LITTLE ROCK, Ark. (KTHV) - Three years after a devastating series of reports exposing extremely long wait times at some Department of Veterans Affairs hospitals, officials in Washington D.C. and central Arkansas are working to show progress. They know they have an uphill climb to shed the image of an inefficient government bureaucracy that badly needs reform.

“We don't want to be seen as just a government organization,” said Dr. Margie Scott, the medical director for the Central Arkansas Veterans Health Service. “We want to be accountable. Our goal is to be the most trusted organization and we know we have work to do.”
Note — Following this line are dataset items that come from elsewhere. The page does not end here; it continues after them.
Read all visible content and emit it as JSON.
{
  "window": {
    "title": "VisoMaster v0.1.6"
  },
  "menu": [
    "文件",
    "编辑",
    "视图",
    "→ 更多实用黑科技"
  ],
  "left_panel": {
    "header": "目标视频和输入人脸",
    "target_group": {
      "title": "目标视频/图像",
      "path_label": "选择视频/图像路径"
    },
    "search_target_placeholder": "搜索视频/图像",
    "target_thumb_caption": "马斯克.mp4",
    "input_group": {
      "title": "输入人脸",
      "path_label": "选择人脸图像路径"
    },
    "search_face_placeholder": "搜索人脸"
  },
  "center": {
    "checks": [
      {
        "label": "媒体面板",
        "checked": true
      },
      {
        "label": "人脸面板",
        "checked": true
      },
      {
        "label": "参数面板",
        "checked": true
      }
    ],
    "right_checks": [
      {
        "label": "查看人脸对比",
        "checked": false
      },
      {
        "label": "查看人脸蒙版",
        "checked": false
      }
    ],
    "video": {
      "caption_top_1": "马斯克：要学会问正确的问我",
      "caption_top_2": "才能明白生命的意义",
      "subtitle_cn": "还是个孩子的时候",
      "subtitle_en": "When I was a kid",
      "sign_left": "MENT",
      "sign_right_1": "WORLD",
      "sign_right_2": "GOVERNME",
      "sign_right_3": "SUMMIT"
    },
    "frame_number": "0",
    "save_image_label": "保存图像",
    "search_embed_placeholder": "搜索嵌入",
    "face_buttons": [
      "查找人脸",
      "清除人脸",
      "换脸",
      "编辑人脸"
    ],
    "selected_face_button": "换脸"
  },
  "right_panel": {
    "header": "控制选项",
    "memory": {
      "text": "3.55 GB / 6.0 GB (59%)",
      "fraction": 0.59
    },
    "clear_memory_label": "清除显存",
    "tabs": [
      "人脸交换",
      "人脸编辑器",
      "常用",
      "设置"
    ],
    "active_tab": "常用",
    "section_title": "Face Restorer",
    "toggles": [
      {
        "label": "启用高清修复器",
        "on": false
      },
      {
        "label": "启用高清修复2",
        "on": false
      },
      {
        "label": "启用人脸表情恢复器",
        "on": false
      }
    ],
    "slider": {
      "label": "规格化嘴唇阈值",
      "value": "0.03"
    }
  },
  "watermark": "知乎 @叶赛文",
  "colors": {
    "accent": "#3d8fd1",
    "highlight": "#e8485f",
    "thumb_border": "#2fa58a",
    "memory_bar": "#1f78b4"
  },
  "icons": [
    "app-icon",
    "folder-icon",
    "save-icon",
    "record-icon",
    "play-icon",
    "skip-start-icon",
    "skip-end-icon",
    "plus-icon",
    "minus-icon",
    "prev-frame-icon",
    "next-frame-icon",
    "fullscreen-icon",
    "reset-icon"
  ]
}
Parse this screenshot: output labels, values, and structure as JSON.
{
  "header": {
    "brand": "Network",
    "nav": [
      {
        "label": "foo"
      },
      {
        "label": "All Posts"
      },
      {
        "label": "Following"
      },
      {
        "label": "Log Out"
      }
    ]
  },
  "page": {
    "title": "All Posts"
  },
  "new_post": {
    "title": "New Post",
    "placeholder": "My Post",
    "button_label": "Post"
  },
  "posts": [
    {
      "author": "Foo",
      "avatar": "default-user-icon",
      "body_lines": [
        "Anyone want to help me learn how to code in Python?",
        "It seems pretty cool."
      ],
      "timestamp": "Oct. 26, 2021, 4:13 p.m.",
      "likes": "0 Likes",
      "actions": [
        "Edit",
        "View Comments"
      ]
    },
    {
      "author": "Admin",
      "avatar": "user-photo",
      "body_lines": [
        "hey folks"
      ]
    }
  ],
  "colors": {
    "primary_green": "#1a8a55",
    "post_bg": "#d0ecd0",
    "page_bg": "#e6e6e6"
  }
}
There is a public relations campaign going on from the VA. It began with a “State of the VA” address from Dr. David Shulkin, the secretary of the sprawling veterans agency. He outlined more than two dozen items the agency is focusing on, including accessibility, improving old facilities and streamlining the bureaucracy.

Local officials followed with a news conference at the McClellan VA hospital in Little Rock. It included a media tour of a new $2.9 million dialysis facility set to open later this summer. That joins a new operating room opening next week and other infrastructure improvements all in the works.

Officials also touted improved response and appointment times. That includes new same-day access to facilities if a veteran displays an urgent need for care. They pointed to a renewed focus on mental health in light of a high suicide rate among former service members.

“We do offer the services here and some do avail themselves,” said Dr. Irving Kuo, the chief of mental health services for CAVHS. “In an emergency situation again we will always see them that day.”

But for some advocates, there’s nothing new in the latest campaign.

“It sounds exactly the same as the last three VA secretaries before him,” said Chris Attig, an attorney and Army veteran who specializes in helping fellow vets navigate the VA’s benefits and health care systems. “Some of the things that he said are the exact things that director [James] Peake said, that secretary [Eric] Shinseki said that secretary [Robert] McDonald said.”

Attig thinks a total culture change is needed to reverse trends.

“I think that they see the same 10 to 15 problems,” Attig said. “There's a failure of imagination to try to put together solutions that are different.”

But locally, officials think it can be done.

“It will require a culture change,” Dr. Scott said. “It will require us to be a more effective team. For us to be very honest with what we do well and what we don't do well.”

That honesty and transparency is on display to the public with new websites that allow veterans – customers, essentially – to compare VA facilities to other area hospitals as well as check average times to get appointments.

Federal officials also released its internal ratings for VA hospitals after an investigation by USA Today. Arkansas’ two hospital systems are well rated, with Fayetteville among the few 5-star facilities. Central Arkansas improved from a 2- to a 3-star rating in 2016.